In the text this week from the first testament, Jeremiah complains that he felt “enticed” by G_d, but now that his enemies were gathering, this life of being in G_d was not so much fun. I too, feel a divine enticement, but the enemy known as financial security is snapping at my heels. The pernicious temptation, (if I refuse to die to this motivational driver), is to make this financial security a god that secretly drives every interaction and every decision. When your “business” is spiritual in nature, the problem is magnified because what you are putting out looks, smells, and feels counter-cultural—I mean it’s “spiritual” right? But, as we all know, lots of “spiritual” teaching is little more than a product, a commodity, that is in service to an end other than soul.
Our essential nature, our Source nature, is generous, it gives because giving is joyful; its actions flow from a sense of ever-present abundance; it is a celebration of the cycle of abundance as a principle of Nature, and not a calculation of what might be returned to us; it rests in a deep trust that when we act from Source, as Source’s manifestation and channel, all that is needed will be provided for; but to abide in this kind of trust requires that we experience ourselves, not as separate from and in some kind of way, opposed to and opposed by Source, but rather it’s most intimate expression—and this is the mystic’s intuition. It also requires a dying to the felt separation and whatever it is within us that feels and believes in opposition.

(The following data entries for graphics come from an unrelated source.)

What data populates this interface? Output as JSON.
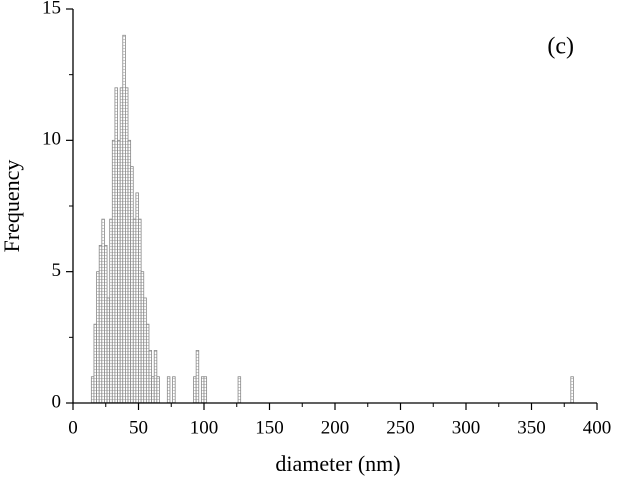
{
  "chart_data": {
    "type": "histogram",
    "xlabel": "diameter (nm)",
    "ylabel": "Frequency",
    "annotation": "(c)",
    "bins": [
      14,
      16,
      18,
      20,
      22,
      24,
      26,
      28,
      30,
      32,
      34,
      36,
      38,
      40,
      42,
      44,
      46,
      48,
      50,
      52,
      54,
      56,
      58,
      60,
      62,
      64,
      66,
      72,
      74,
      76,
      78,
      92,
      94,
      96,
      98,
      100,
      102,
      126,
      128,
      380,
      382
    ],
    "counts": [
      1,
      3,
      5,
      6,
      7,
      6,
      4,
      7,
      10,
      12,
      10,
      12,
      14,
      12,
      10,
      9,
      7,
      8,
      7,
      5,
      4,
      3,
      2,
      1,
      2,
      1,
      0,
      1,
      0,
      1,
      0,
      1,
      2,
      0,
      1,
      1,
      0,
      1,
      0,
      1
    ],
    "color": "#888888",
    "xlim": [
      0,
      400
    ],
    "xticks": [
      0,
      50,
      100,
      150,
      200,
      250,
      300,
      350,
      400
    ],
    "ylim": [
      0,
      15
    ],
    "yticks": [
      0,
      5,
      10,
      15
    ]
  }
}
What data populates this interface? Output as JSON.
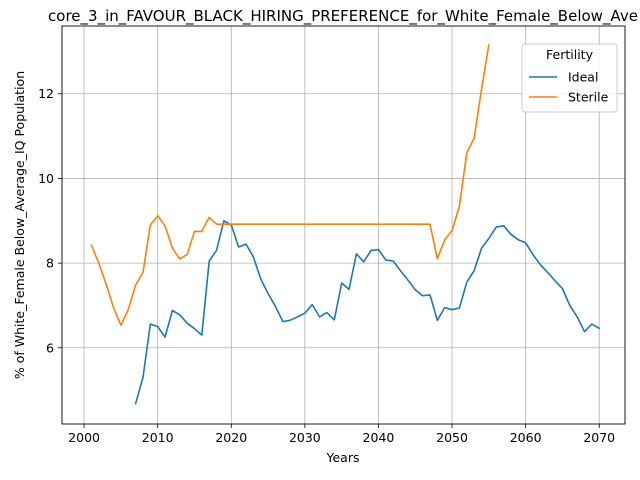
{
  "chart_data": {
    "type": "line",
    "title": "core_3_in_FAVOUR_BLACK_HIRING_PREFERENCE_for_White_Female_Below_Ave",
    "xlabel": "Years",
    "ylabel": "% of White_Female Below_Average_IQ Population",
    "xlim": [
      1997,
      2073.5
    ],
    "ylim": [
      4.2,
      13.6
    ],
    "xticks": [
      2000,
      2010,
      2020,
      2030,
      2040,
      2050,
      2060,
      2070
    ],
    "yticks": [
      6,
      8,
      10,
      12
    ],
    "grid": true,
    "legend": {
      "title": "Fertility",
      "placement": "top-right"
    },
    "series": [
      {
        "name": "Ideal",
        "color": "#1f77b4",
        "x": [
          2007,
          2008,
          2009,
          2010,
          2011,
          2012,
          2013,
          2014,
          2015,
          2016,
          2017,
          2018,
          2019,
          2020,
          2021,
          2022,
          2023,
          2024,
          2025,
          2026,
          2027,
          2028,
          2029,
          2030,
          2031,
          2032,
          2033,
          2034,
          2035,
          2036,
          2037,
          2038,
          2039,
          2040,
          2041,
          2042,
          2043,
          2044,
          2045,
          2046,
          2047,
          2048,
          2049,
          2050,
          2051,
          2052,
          2053,
          2054,
          2055,
          2056,
          2057,
          2058,
          2059,
          2060,
          2061,
          2062,
          2063,
          2064,
          2065,
          2066,
          2067,
          2068,
          2069,
          2070
        ],
        "y": [
          4.68,
          5.3,
          6.56,
          6.5,
          6.25,
          6.88,
          6.78,
          6.58,
          6.45,
          6.3,
          8.05,
          8.3,
          9.0,
          8.9,
          8.38,
          8.45,
          8.15,
          7.63,
          7.28,
          6.98,
          6.62,
          6.65,
          6.73,
          6.82,
          7.02,
          6.73,
          6.83,
          6.66,
          7.53,
          7.38,
          8.22,
          8.03,
          8.3,
          8.32,
          8.07,
          8.05,
          7.82,
          7.6,
          7.37,
          7.23,
          7.25,
          6.65,
          6.95,
          6.9,
          6.94,
          7.55,
          7.82,
          8.35,
          8.58,
          8.85,
          8.88,
          8.68,
          8.55,
          8.48,
          8.2,
          7.96,
          7.78,
          7.58,
          7.4,
          7.0,
          6.73,
          6.38,
          6.56,
          6.46
        ]
      },
      {
        "name": "Sterile",
        "color": "#ff7f0e",
        "x": [
          2001,
          2002,
          2003,
          2004,
          2005,
          2006,
          2007,
          2008,
          2009,
          2010,
          2011,
          2012,
          2013,
          2014,
          2015,
          2016,
          2017,
          2018,
          2019,
          2020,
          2021,
          2022,
          2023,
          2024,
          2025,
          2026,
          2027,
          2028,
          2029,
          2030,
          2031,
          2032,
          2033,
          2034,
          2035,
          2036,
          2037,
          2038,
          2039,
          2040,
          2041,
          2042,
          2043,
          2044,
          2045,
          2046,
          2047,
          2048,
          2049,
          2050,
          2051,
          2052,
          2053,
          2054,
          2055
        ],
        "y": [
          8.42,
          8.0,
          7.5,
          6.95,
          6.53,
          6.9,
          7.48,
          7.78,
          8.9,
          9.12,
          8.88,
          8.35,
          8.1,
          8.2,
          8.75,
          8.75,
          9.08,
          8.92,
          8.92,
          8.92,
          8.92,
          8.92,
          8.92,
          8.92,
          8.92,
          8.92,
          8.92,
          8.92,
          8.92,
          8.92,
          8.92,
          8.92,
          8.92,
          8.92,
          8.92,
          8.92,
          8.92,
          8.92,
          8.92,
          8.92,
          8.92,
          8.92,
          8.92,
          8.92,
          8.92,
          8.92,
          8.92,
          8.1,
          8.55,
          8.77,
          9.35,
          10.6,
          10.95,
          12.1,
          13.15
        ]
      }
    ]
  }
}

This dying that we’re called to undergo consists of dying to the personality that was born and forged around every good reason we were ever given to not trust from birth to childhood into adulthood—all the failures of love, all the disappointments, all the broken promises. We’re crazy to choose to trust in a world like this, peopled only with those who themselves were twisted by the trauma of generations. And yet, we are “enticed” by love, to realize Love, and this requires walking away from the city of fear that is our life, and climb the pyre of dried timber, prepared for us, and lit, by Love itself.
To know “a resurrection like his” (Romans 6:5), one in which death and fear have no dominion, feels really, really hard to the separate self. If we can find a way out of it, we’ll find it. This life I guess is only for those who can’t find another way. If we could, we would. It’s only when all those other ways lead to the same dead end—contraction and exhaustion—that we choose to lay the burden of illusion of separation down. May it be so.
The fire has roared near you
The most intimate parts of your body got scorched,
So of course you have run from your marriages into a different House
that will shelter you from embracing every aspect of Him.
God has roared near us.
The lashes on our heart’s eye got burnt.